RFI : Beaucoup d'Africains sont déçus par le résultat de la COP 29 sur le climat qui a débloqué quelque 300 milliards de dollars par an pour les pays du Sud à partir de 2035, alors qu'on en attendait le double. Est-ce que vous aussi vous êtes déçu ?

Serge Ekué : En réalité, la conférence a fixé un objectif beaucoup plus ambitieux. Donc c'est quand même pas mal et je rappelle que cet objectif est de passer à 1300 milliards par an, d'ici 2035. Il s'agit là de combiner à la fois les contributions des secteurs publics et privés, ce qui est une nouveauté.

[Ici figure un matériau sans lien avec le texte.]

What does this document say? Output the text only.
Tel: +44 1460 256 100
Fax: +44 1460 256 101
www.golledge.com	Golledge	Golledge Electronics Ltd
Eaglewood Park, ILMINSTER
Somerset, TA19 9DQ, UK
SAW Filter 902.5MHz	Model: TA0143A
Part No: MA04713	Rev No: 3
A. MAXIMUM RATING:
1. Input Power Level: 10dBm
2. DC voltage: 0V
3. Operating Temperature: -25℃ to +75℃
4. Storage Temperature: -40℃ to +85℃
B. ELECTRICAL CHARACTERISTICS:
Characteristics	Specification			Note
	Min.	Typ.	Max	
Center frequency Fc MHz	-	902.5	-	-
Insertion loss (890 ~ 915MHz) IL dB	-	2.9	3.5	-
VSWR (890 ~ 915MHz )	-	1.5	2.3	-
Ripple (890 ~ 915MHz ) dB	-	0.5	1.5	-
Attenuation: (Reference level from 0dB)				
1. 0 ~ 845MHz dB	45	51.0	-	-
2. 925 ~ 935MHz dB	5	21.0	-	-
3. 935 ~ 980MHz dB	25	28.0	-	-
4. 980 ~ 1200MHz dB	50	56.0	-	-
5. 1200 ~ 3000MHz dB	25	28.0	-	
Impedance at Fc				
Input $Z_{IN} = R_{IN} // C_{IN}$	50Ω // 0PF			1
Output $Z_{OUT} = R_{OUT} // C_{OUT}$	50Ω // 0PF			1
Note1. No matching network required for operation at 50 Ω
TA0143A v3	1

Alors vous savez, je suis plutôt de nature optimiste et considère que le verre est à moitié plein. Mais la reconnaissance de la position des pays du Sud par les pays de Nord, c'est un pas important. Il s'agit maintenant de passer aux actes et d'aller beaucoup plus vite.

Les pays du Nord refusent de donner plus si la Chine et les riches pays pétroliers du Golfe ne mettent pas aussi au pot. Et de fait, est ce que ces pays, qui sont devenus riches, ne sont pas devenus aussi de gros pollueurs et pourraient plus payer pour les pays du Sud ?

Certainement. Vous savez, notre sujet il n'est pas tellement là, dans les pays du Sud. Notre sujet, c'est que le monde reconnaisse que c'est nous qui payons le prix des changements climatiques, le prix fort et cette forme d'injustice doit cesser.

Parmi les futurs pays bénéficiaires de la finance-climat, est-ce que les pays les moins avancés ne risquent pas d'être les parents pauvres par rapport aux pays à revenu intermédiaire ?

C'est le risque et en définitive, l'injustice la plus forte ici, c'est que les plus faibles paient le prix le plus élevé. Malheureusement, c’est ainsi. Et vous voyez, le positionnement de la Banque ouest-africaine de développement est précisément de lutter contre cette injustice là en se dotant des meilleurs moyens techniques et financiers possibles pour aider à faire en sorte que le gap de financement qui est absolument abyssal, et je pèse mes mots, que ce gap se réduise le plus rapidement possible.

Donc, la Guinée-Bissau percevra moins que la Côte d'Ivoire ?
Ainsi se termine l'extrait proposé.